La Symantec – una delle principali compagnie produttrici di soluzioni di sicurezza informatica – ha recentemente individuato hackers annidati nella griglia elettrica americana.

Riassumendo, un blackout di grosse dimensioni, provocato dalla natura o da terroristi, può facilmente travolgere l’elasticità della griglia stessa e mettere in crisi anche i sistemi di riserva costituiti da centrali termoelettriche mantenute a basso regime ma pronte ad andare a pieni giri in caso di necessità. Inoltre, lo squilibrio nella griglia potrebbe durare molto tempo prima che i sistemi attaccati possano tornare in produzione. Si pensi che ci volle un mese e cento milioni di dollari prima che fossero riparati i diciassette trasformatori californiani presi semplicemente a fucilate.

Quello che preoccupa ora il governo americano non sono solo case, ospedali, fabbriche e trasporti lasciati al buio, ma soprattutto le conseguenze di blackout nelle basi militari.

Per fare fronte alle tre minacce prima descritte non è sufficiente installare generatori diesel accanto alle infrastrutture critiche: in caso di blackout prolungato anche il rifornimento di carburanti può andare in crisi.

Per questo il Ministero della Difesa USA punta sulle rinnovabili. Il Congresso ha deliberato che entro il 2025 le istallazioni militari dovranno ottenere almeno il 25% dell’energia che consumano da fonti rinnovabili. Facendo le somme, questo significa che 3 GigaWatt (GW) di energia elettrica sarà prodotta ogni anno da impianti fotovoltaici con le stellette.

Ma anche questo obiettivo cadrà corto come un missile di Kim Yong Un: per rendere le Forze Armate statunitensi energeticamente indipendenti sono necessari 12 GW; che salgono ad almeno 17 GW prendendo in considerazione l’intera potenza richiesta dalle istallazioni militari sul territorio.

A queste, però, si aggiungono le esigenze elettriche delle basi militari USA sparse in tutto il mondo. Sono ancora più vulnerabili perché ricevono l’elettricità da infrastrutture esterne che gli americani controllano solo in minima parte.

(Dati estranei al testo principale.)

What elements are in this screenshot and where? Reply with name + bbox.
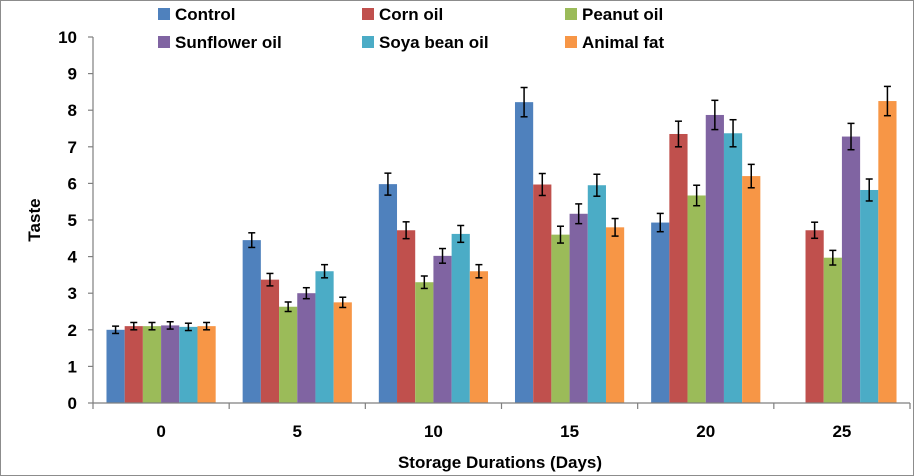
bar (878, 101, 897, 404)
x-tick-label: 25 (832, 422, 851, 441)
legend-swatch (362, 8, 374, 20)
bar (705, 114, 724, 404)
y-tick-label: 5 (68, 211, 77, 230)
legend-label: Peanut oil (582, 5, 663, 24)
y-tick-label: 8 (68, 101, 77, 120)
legend-label: Animal fat (582, 33, 665, 52)
legend-label: Sunflower oil (175, 33, 282, 52)
bar (587, 185, 606, 403)
bar (397, 230, 416, 403)
y-tick-label: 3 (68, 284, 77, 303)
bar (333, 302, 352, 403)
bar (841, 136, 861, 404)
legend-label: Control (175, 5, 235, 24)
y-tick-label: 0 (68, 394, 77, 413)
bar (433, 255, 452, 403)
legend-label: Corn oil (379, 5, 443, 24)
bar (315, 271, 334, 403)
legend-swatch (158, 8, 170, 20)
axes-layer: 0 1 2 3 4 5 6 7 8 9 10 0 5 10 15 20 25 (58, 28, 911, 441)
bar (469, 271, 489, 403)
y-tick-label: 4 (68, 248, 78, 267)
bar (197, 326, 216, 403)
bar (179, 326, 198, 403)
bar (242, 240, 261, 403)
x-axis-title: Storage Durations (Days) (398, 453, 602, 472)
bar (687, 195, 706, 403)
legend: Control Corn oil Peanut oil Sunflower oil So… (158, 5, 665, 52)
bar (142, 326, 162, 403)
bar (260, 279, 280, 403)
bar (514, 102, 534, 404)
bar (669, 133, 688, 404)
y-tick-label: 6 (68, 174, 77, 193)
bar (860, 189, 879, 403)
bar (551, 234, 570, 403)
x-tick-label: 0 (156, 422, 165, 441)
x-tick-label: 20 (696, 422, 715, 441)
bar (569, 213, 588, 403)
legend-label: Soya bean oil (379, 33, 489, 52)
bar (124, 326, 143, 403)
bar (605, 227, 625, 403)
bar (651, 222, 670, 403)
legend-swatch (565, 36, 577, 48)
bar (161, 325, 180, 403)
x-tick-label: 10 (424, 422, 443, 441)
legend-swatch (362, 36, 374, 48)
bar (805, 230, 824, 403)
x-tick-label: 15 (560, 422, 579, 441)
bar (279, 306, 298, 403)
y-tick-label: 10 (58, 28, 77, 47)
bar (533, 184, 552, 403)
y-tick-label: 7 (68, 138, 77, 157)
bar (106, 329, 125, 403)
bar (451, 233, 470, 403)
legend-swatch (565, 8, 577, 20)
bars-layer (106, 85, 897, 404)
bar (297, 293, 316, 403)
legend-swatch (158, 36, 170, 48)
x-tick-label: 5 (293, 422, 302, 441)
y-axis-title: Taste (25, 198, 44, 241)
bar (823, 257, 842, 403)
y-tick-label: 2 (68, 321, 77, 340)
bar (742, 176, 761, 403)
bar (415, 282, 434, 403)
y-tick-label: 1 (68, 357, 77, 376)
bar (378, 184, 398, 403)
bar (723, 133, 743, 403)
y-tick-label: 9 (68, 65, 77, 84)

Per avere un’idea dell’impegno necessario alla difesa USA, nel 2015 sono stati raggiunti i 20 GW di potenza prodotta dal Sole per usi civili sull’intero territorio degli Stati Uniti.

E’ evidente che le compagnie che riforniscono la Difesa USA si sono buttate sull’affare e stanno investendo in tecnologie fotovoltaiche. La Lockheed, ad esempi,o ha già installato a Fort Bliss un impianto da 120 KW pronto a sfruttare il sole texano e ad alimentare un sistema di batterie in grado di immagazzinare fino a 300 KW per garantire continuità elettrica all’ U.S. Army’s Brigade Combat Team.

Questo potrebbe provocare un’ulteriore accelerazione allo sviluppo delle tecnologie fotovoltaiche con evidenti ricadute positive anche nel settore civile.

I russi, invece, hanno scelto una strada diversa: puntano su una rete di distribuzione ampiamente ridondante alimentata da centrali elettronucleari mobili installate su navi ma anche su grossi camion e slitte. Questo permetterebbe di spostare con relativa facilità le sorgenti di energia lungo le coste, sulle strade e nelle regioni artiche per fare fronte alle fluttuanti esigenze della rete.

Il ministero della Difesa russo prevede di montare le centrali a bordo di camion Kamaz o Maz ma anche di aviotrasportarle non solo a bordo dei giganteschi aerei da trasporto Antonov, ma anche degli elicotteri Mil MI-26. Questo le renderebbe non solo facilmente dislocabili dove serve ma, soprattutto, difficilmente individuabili in caso di attacco nemico.